Stanstead Journal darkroom time capsule opened and resealed

By Geoff Agombar – Local Journalism Initiative
Stanstead Journal darkroom time capsule opened and resealed
(Photo : Chris Goodsell)

Chris Goodsell was in the basement of his parents’ commercial building, moving furniture stored there for decades when he noticed a one of the wall panels was not screwed shut. A bit of plastic was poking out from the insulation.

“I reached in and pulled out this bag. I didn’t know if was an owner’s manual just tucked in the wall. I almost chucked it out, then I saw something from the Journal.”

Inside Goodsell found a trove of black and white photos and memorabilia from the early ’90s. A satirical letter hoped Canada is still an independent country and asked whether anyone still speaks English in Quebec in the year 2091. The package had been tucked behind the wall of a brand-new darkroom of a plucky regional newspaper, The Stanstead Journal, circa Nov. 1991.
The Stanstead Journal has not published since May 2019.

“It brought a bunch of memories back. The people in the pictures, I remember a few of them from when I was a kid,” said Goodsell. “My dad used to have his office in another part of the building. I was ten. It was an office building. I would be told to be quiet and stay out of there, especially on production day.”
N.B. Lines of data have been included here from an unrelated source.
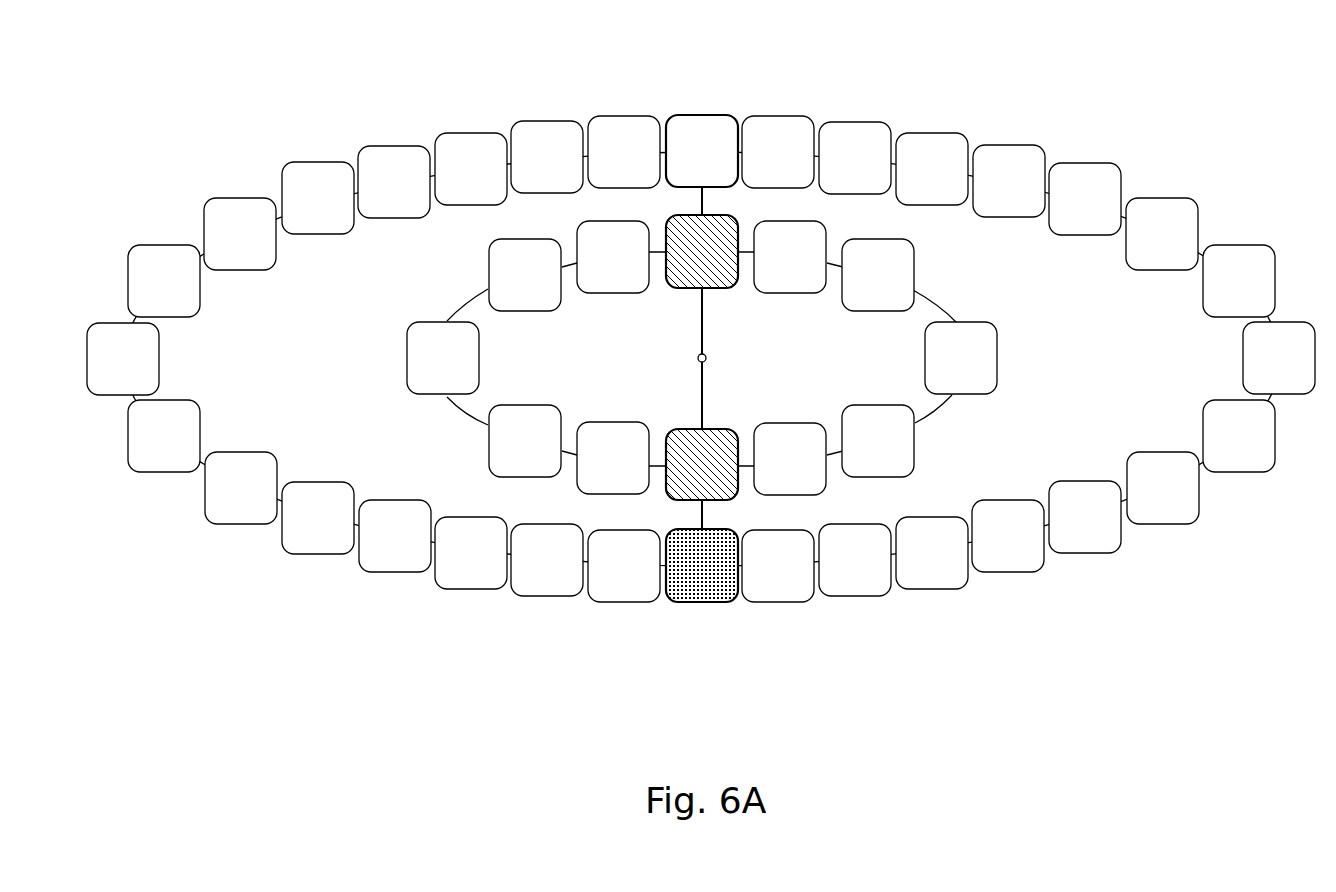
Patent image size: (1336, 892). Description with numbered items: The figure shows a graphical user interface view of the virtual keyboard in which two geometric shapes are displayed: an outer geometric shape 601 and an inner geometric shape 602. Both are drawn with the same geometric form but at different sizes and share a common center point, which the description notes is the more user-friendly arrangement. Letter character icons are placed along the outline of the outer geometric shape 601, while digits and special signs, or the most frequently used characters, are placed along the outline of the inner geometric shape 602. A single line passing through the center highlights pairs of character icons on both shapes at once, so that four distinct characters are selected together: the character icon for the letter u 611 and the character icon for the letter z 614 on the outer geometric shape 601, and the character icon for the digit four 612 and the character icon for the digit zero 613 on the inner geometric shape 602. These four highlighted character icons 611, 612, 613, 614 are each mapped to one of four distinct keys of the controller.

The outer geometric shape 601 is at (1290, 519).
The inner geometric shape 602 is at (1028, 462).
The character icon u 611 is at (701, 128).
The character icon 4 612 is at (701, 276).
The character icon 0 613 is at (701, 443).
The character icon z 614 is at (701, 590).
Goodsell guesses everyone chose one keepsake to add. A book of matches from the Knowlton pub. A place mat from Chez Mimi. A menu from La Vielle Douane restaurant.
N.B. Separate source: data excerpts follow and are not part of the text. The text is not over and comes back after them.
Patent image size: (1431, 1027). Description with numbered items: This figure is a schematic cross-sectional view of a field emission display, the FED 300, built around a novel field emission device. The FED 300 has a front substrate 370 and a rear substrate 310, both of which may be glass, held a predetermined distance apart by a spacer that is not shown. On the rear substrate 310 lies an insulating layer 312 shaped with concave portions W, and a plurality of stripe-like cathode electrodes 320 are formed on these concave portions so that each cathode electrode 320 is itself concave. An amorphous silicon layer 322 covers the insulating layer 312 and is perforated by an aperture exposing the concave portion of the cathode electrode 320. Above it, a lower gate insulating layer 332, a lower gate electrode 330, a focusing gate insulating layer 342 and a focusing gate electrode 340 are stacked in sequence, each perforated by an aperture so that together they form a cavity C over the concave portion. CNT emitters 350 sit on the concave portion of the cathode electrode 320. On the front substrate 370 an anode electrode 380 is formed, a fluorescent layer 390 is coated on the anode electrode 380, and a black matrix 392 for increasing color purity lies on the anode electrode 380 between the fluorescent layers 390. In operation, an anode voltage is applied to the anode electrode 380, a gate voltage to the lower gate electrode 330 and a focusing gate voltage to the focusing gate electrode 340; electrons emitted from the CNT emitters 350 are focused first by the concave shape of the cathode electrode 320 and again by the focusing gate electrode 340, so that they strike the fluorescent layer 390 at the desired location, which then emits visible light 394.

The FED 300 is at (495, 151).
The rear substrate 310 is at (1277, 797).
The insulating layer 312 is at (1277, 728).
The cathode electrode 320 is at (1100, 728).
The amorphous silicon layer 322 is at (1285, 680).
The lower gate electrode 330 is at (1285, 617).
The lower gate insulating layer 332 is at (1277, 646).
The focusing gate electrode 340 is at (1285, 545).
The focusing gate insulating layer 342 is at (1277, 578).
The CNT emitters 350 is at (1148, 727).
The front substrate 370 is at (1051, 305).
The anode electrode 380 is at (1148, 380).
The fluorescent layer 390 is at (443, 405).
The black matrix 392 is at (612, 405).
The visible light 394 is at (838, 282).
“I’m assuming they would order out to those guys when they were busy and working in the office. Back then that’s pre-social media, pre-internet. Everything was done by hand and they spent a lot of time in there, especially on production days.”
Goodsell remembers watching the reporters coming and going.

“The environment was always busy. They used to have an old scanner so they could hear the firefighters, the ambulance, the police. Big computers, big screens, typing up their articles.”

“It was very investigative. They would really follow up on issues. That is really lacking today.” Goodsell continued. “Ross Murray would get a lot of come-back when he covered a story. If you write a story in Montreal, you’re not going to see them at the grocery store or at the gas station twenty minutes later.”